The frequency map of core area (Figure 7b) portrays the core area of Zhoushan upwelling as an irregular ellipse extending from southwest (SW) to northeast (NE). The absolute maximum frequency of core area is in the 29.5°N–31.25°N, 122°E–123°E area. The southern boundary of the core area is southeast (SE) of Zhoushan Island, while the northern boundary is east of the Yangtze River Estuary. The area of core area with frequency greater than 50% is about 8582 km2. There is a significant correlation between the core area of upwelling and topography (bathymetry): the direction of the major axis of the core area is basically consistent with the direction of the 30 m isobath while the core area distribution is confined to the water depths between 10 m and 50 m.

3.3. Short-Term Variability of Zhoushan Upwelling and Potential Dynamics

Short-term variations of the Zhoushan upwelling have been mentioned in a few previous papers [4,6]; however, they have not been studied in detail because of the limitations in the temporal resolution and spatial coverage of the observed data. The geostationary satellite images over the last seven years confirmed the universality of the quasi-24 h periodic surface upwelling variations (not shown in this paper, can be seen in Figures S1 and S2).
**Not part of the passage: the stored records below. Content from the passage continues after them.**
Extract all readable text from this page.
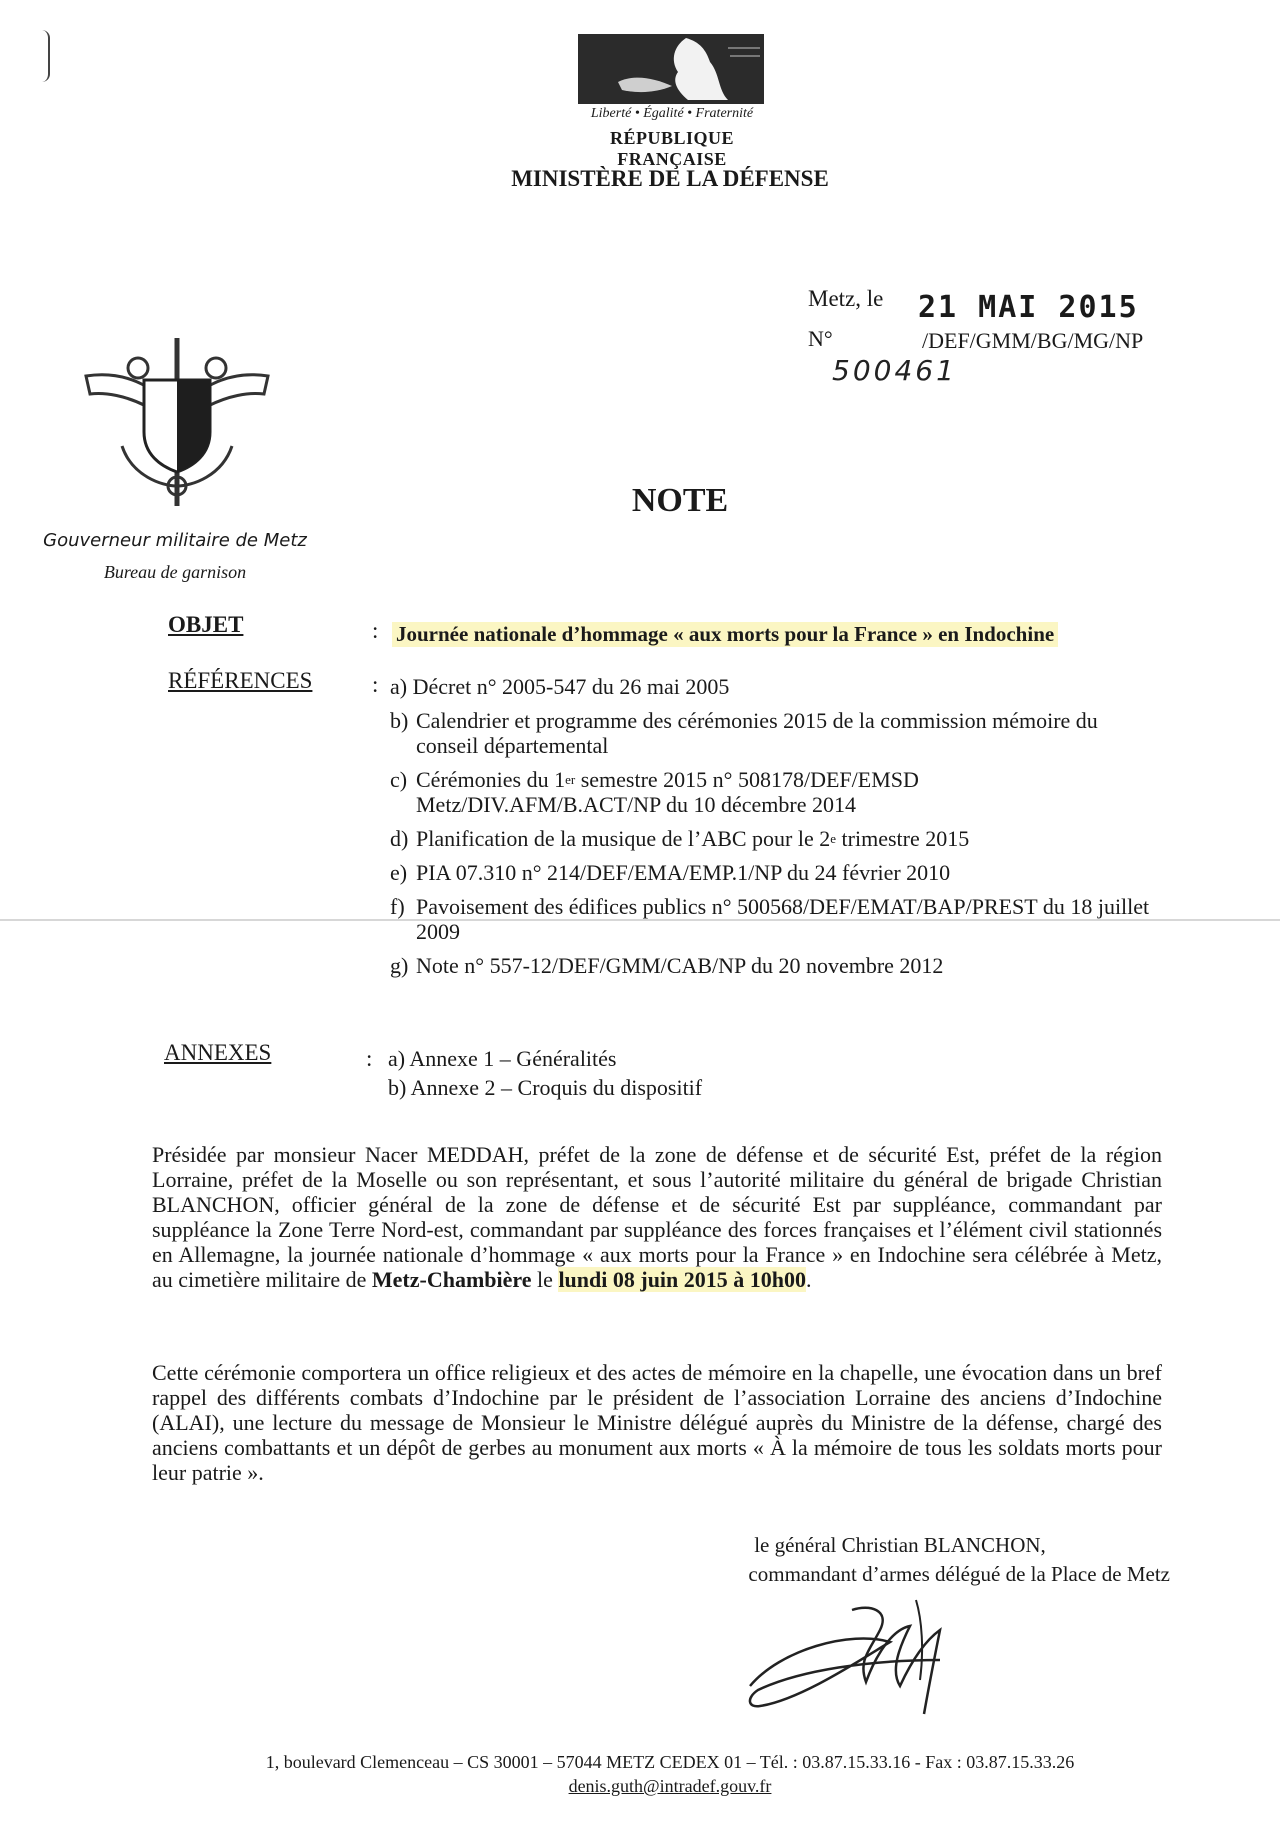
Liberté • Égalité • Fraternité
RÉPUBLIQUE FRANÇAISE
MINISTÈRE DE LA DÉFENSE
Metz, le 21 MAI 2015
N°	/DEF/GMM/BG/MG/NP
500461
Gouverneur militaire de Metz
Bureau de garnison
NOTE
OBJET	: Journée nationale d’hommage « aux morts pour la France » en Indochine
RÉFÉRENCES	: a) Décret n° 2005-547 du 26 mai 2005
b) Calendrier et programme des cérémonies 2015 de la commission mémoire du conseil départemental
c) Cérémonies du 1er semestre 2015 n° 508178/DEF/EMSD Metz/DIV.AFM/B.ACT/NP du 10 décembre 2014
d) Planification de la musique de l’ABC pour le 2e trimestre 2015
e) PIA 07.310 n° 214/DEF/EMA/EMP.1/NP du 24 février 2010
f) Pavoisement des édifices publics n° 500568/DEF/EMAT/BAP/PREST du 18 juillet 2009
g) Note n° 557-12/DEF/GMM/CAB/NP du 20 novembre 2012
ANNEXES	: a) Annexe 1 – Généralités
b) Annexe 2 – Croquis du dispositif
Présidée par monsieur Nacer MEDDAH, préfet de la zone de défense et de sécurité Est, préfet de la région Lorraine, préfet de la Moselle ou son représentant, et sous l’autorité militaire du général de brigade Christian BLANCHON, officier général de la zone de défense et de sécurité Est par suppléance, commandant par suppléance la Zone Terre Nord-est, commandant par suppléance des forces françaises et l’élément civil stationnés en Allemagne, la journée nationale d’hommage « aux morts pour la France » en Indochine sera célébrée à Metz, au cimetière militaire de Metz-Chambière le lundi 08 juin 2015 à 10h00.
Cette cérémonie comportera un office religieux et des actes de mémoire en la chapelle, une évocation dans un bref rappel des différents combats d’Indochine par le président de l’association Lorraine des anciens d’Indochine (ALAI), une lecture du message de Monsieur le Ministre délégué auprès du Ministre de la défense, chargé des anciens combattants et un dépôt de gerbes au monument aux morts « À la mémoire de tous les soldats morts pour leur patrie ».
le général Christian BLANCHON,
commandant d’armes délégué de la Place de Metz
1, boulevard Clemenceau – CS 30001 – 57044 METZ CEDEX 01 – Tél. : 03.87.15.33.16 - Fax : 03.87.15.33.26
denis.guth@intradef.gouv.fr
Nearly 10 days of continuous cloud-free Himawari-8 hourly images between 08:00 12 August and 04:00 22 August 2020 (Local time, UTC + 8) were used in this study to show the short-term variation with a period of quasi-24 h (Figure 8a,b, and Video S1). For a detailed analysis of the short-term variation, the 25 satellite images of hourly SST between 13:00 18 August and 13:00 19 August 2020 (Figure 9) were selected as a case for quantitative analysis. In this study, the temperature difference (UPI) and the area of the upwelling ( S C ) defined in Equations (3) and (4) are used as indicators of the upwelling extension and intensity. High UPI and large S C indicate more intensive upwelling. Based on the variations in the UPI and S C (Figure 10a,b), the entire diurnal process can be divided into two stages: from 13:00 18 to 04:00 19 (the intensification stage) and from 05:00 to 13:00 19 (the decay stage).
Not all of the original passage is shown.